Protein Folding Stability Profiling of Colorectal Cancer Chemoresistance Identifies Functionally Relevant Biomarkers

Abstract

Reported here is the application of three protein folding stability profiling techniques (including the stability of proteins from rates of oxidation, thermal protein profiling, and limited proteolysis approaches) to identify differentially stabilized proteins in six patient-derived colorectal cancer (CRC) cell lines with different oxaliplatin sensitivities and eight CRC patient-derived xenografts (PDXs) derived from two of the patient derived cell lines with different oxaliplatin sensitivities. Compared to conventional protein expression level analyses, which were also performed here, the stability profiling techniques identified both unique and novel proteins and cellular components that differentiated the sensitive and resistant samples including 36 proteins that were differentially stabilized in at least two techniques in both the cell line and PDX studies of oxaliplatin resistance. These 36 differentially stabilized proteins included 10 proteins previously connected to cancer chemoresistance. Two differentially stabilized proteins, fatty acid synthase and elongation factor 2, were functionally validated in vitro and found to be druggable protein targets with biological functions that can be modulated to improve the efficacy of CRC chemotherapy. These results add to our understanding of CRC oxaliplatin resistance, suggest biomarker candidates for predicting oxaliplatin sensitivity in CRC, and inform new strategies for overcoming chemoresistance in CRC.

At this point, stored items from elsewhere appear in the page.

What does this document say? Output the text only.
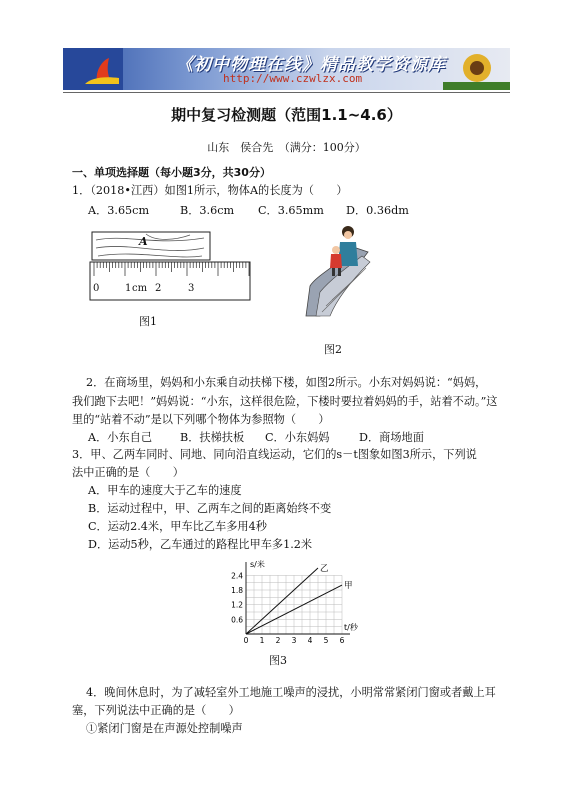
《初中物理在线》精品教学资源库
http://www.czwlzx.com
期中复习检测题（范围1.1~4.6）
山东　侯合先　（满分：100分）
一、单项选择题（每小题3分，共30分）
1．（2018•江西）如图1所示，物体A的长度为（　　）
A．3.65cm	B．3.6cm C．3.65mm D．0.36dm
A
0	1 cm 2	3
图1
图2
2．在商场里，妈妈和小东乘自动扶梯下楼，如图2所示。小东对妈妈说：“妈妈，
我们跑下去吧！”妈妈说：“小东，这样很危险，下楼时要拉着妈妈的手，站着不动。”这
里的“站着不动”是以下列哪个物体为参照物（　　）
A．小东自己 B．扶梯扶板 C．小东妈妈	D．商场地面
3．甲、乙两车同时、同地、同向沿直线运动，它们的s－t图象如图3所示，下列说
法中正确的是（　　）
A．甲车的速度大于乙车的速度
B．运动过程中，甲、乙两车之间的距离始终不变
C．运动2.4米，甲车比乙车多用4秒
D．运动5秒，乙车通过的路程比甲车多1.2米
0 1 2 3 4 5 6
0.6
1.2
1.8
2.4
s/米
t/秒
乙
甲
图3
4．晚间休息时，为了减轻室外工地施工噪声的浸扰，小明常常紧闭门窗或者戴上耳
塞，下列说法中正确的是（　　）
①紧闭门窗是在声源处控制噪声
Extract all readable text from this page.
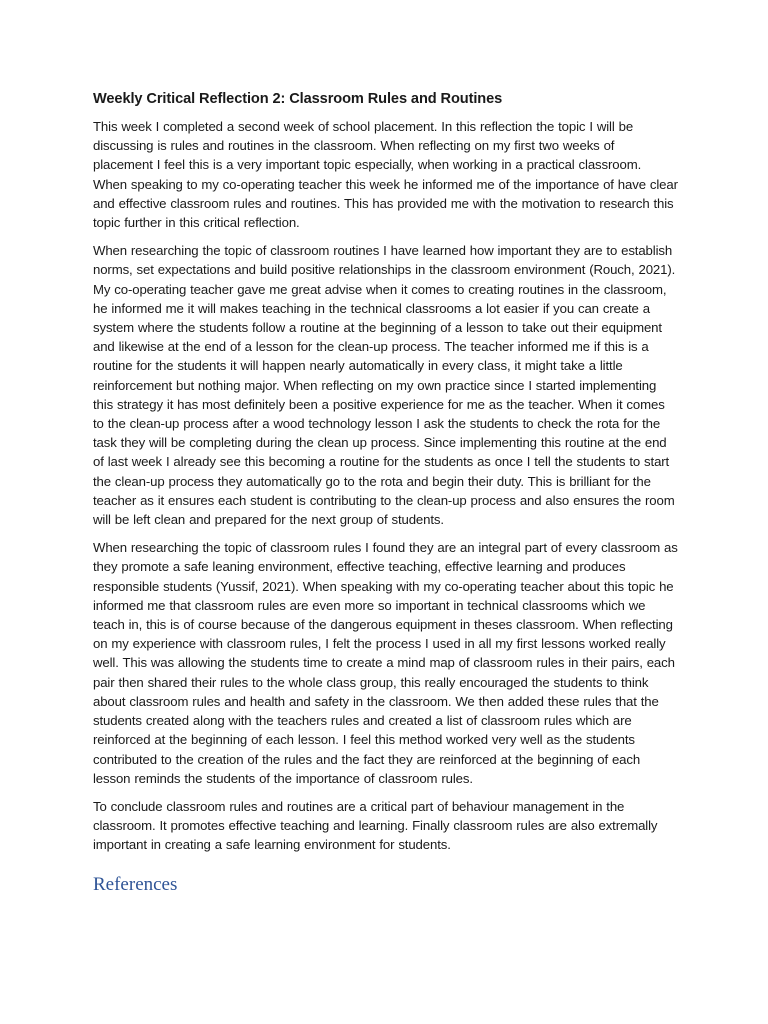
Weekly Critical Reflection 2: Classroom Rules and Routines

This week I completed a second week of school placement. In this reflection the topic I will be discussing is rules and routines in the classroom. When reflecting on my first two weeks of placement I feel this is a very important topic especially, when working in a practical classroom. When speaking to my co-operating teacher this week he informed me of the importance of have clear and effective classroom rules and routines. This has provided me with the motivation to research this topic further in this critical reflection.

When researching the topic of classroom routines I have learned how important they are to establish norms, set expectations and build positive relationships in the classroom environment (Rouch, 2021). My co-operating teacher gave me great advise when it comes to creating routines in the classroom, he informed me it will makes teaching in the technical classrooms a lot easier if you can create a system where the students follow a routine at the beginning of a lesson to take out their equipment and likewise at the end of a lesson for the clean-up process. The teacher informed me if this is a routine for the students it will happen nearly automatically in every class, it might take a little reinforcement but nothing major. When reflecting on my own practice since I started implementing this strategy it has most definitely been a positive experience for me as the teacher. When it comes to the clean-up process after a wood technology lesson I ask the students to check the rota for the task they will be completing during the clean up process. Since implementing this routine at the end of last week I already see this becoming a routine for the students as once I tell the students to start the clean-up process they automatically go to the rota and begin their duty. This is brilliant for the teacher as it ensures each student is contributing to the clean-up process and also ensures the room will be left clean and prepared for the next group of students.

When researching the topic of classroom rules I found they are an integral part of every classroom as they promote a safe leaning environment, effective teaching, effective learning and produces responsible students (Yussif, 2021). When speaking with my co-operating teacher about this topic he informed me that classroom rules are even more so important in technical classrooms which we teach in, this is of course because of the dangerous equipment in theses classroom. When reflecting on my experience with classroom rules, I felt the process I used in all my first lessons worked really well. This was allowing the students time to create a mind map of classroom rules in their pairs, each pair then shared their rules to the whole class group, this really encouraged the students to think about classroom rules and health and safety in the classroom. We then added these rules that the students created along with the teachers rules and created a list of classroom rules which are reinforced at the beginning of each lesson. I feel this method worked very well as the students contributed to the creation of the rules and the fact they are reinforced at the beginning of each lesson reminds the students of the importance of classroom rules.

To conclude classroom rules and routines are a critical part of behaviour management in the classroom. It promotes effective teaching and learning. Finally classroom rules are also extremally important in creating a safe learning environment for students.

References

Keywords: chemical denaturation; elongation factor 2; fatty acid synthase; limited proteolysis; mass spectrometry; oxaliplatin; thermal denaturation.

Figure 1.

(A) Oxaliplatin sensitivity for a panel of lab-cultured colorectal cancer cell lines. The cell lines highlighted in lavender and pink are the oxaliplatin sensitive and resistant cell lines used in the protein expression and protein stability profiling studies performed in this work. (B) Chemical structure of oxaliplatin. (C) Schematic representation of the workflow used for the protein stability profiling experiments performed on the oxaliplatin resistant and sensitive CRC cell lines and PDX mouse models using the SPROX, TPP, and LiP techniques.

Figure 2.

Volcano plots generated in the SPROX, TPP, LiP, and expression level analyses performed on the CRC Cell lines (A-D, respectively) and PDX mouse models (E-H, respectively) in this work. (A-H) Red dots indicate the peptides (SPROX and LiP) or proteins (TPP) selected as differentially stabilized in the oxaliplatin resistant and sensitive cell lines and PDXs using a p-value of 0.01 which is indicated by the dotted, horizontal lines. The black dots indicate the proteins (or peptides) not selected as hits.

Figure 3.

Venn diagrams showing the overlapping protein stability hits in the (A) CRC cell line and (B) PDX mouse model analyses using the SPROX, TPP, and LiP techniques. The Venn diagrams in (C) and (D) show the overlap between all the protein stability hits and the protein expression level hits in the CRC cell line and PDX mouse model analyses, respectively. The light-brown circles in (C) and (D) represent the subset of proteins identified as hits in at least two of the protein stability profiling techniques. The number of proteins in each area is labeled in the figure.

Figure 4.

A. Cell sensitivity assay on RKO with oxaliplatin, cerulenin, and A-484954 revealed IC50 values of 1.8 μM, >100 μM, and 5.8 μM, respectively. B. Synergy analysis revealed synergy between oxaliplatin with both cerulenin and A-484954.

Figure 5.

Over-representation analysis of the GO cellular component terms enriched in differentially (A) expressed and (B) differentially stabilized protein hits. Protein network graphs showing the relationship between enriched GO terms in the (C) expression level and (D) stability profiling analyses. The color of the dots indicates the p-value for the enrichment, and the size of the dots indicates the number of the hits that are correlated with the corresponding GO term.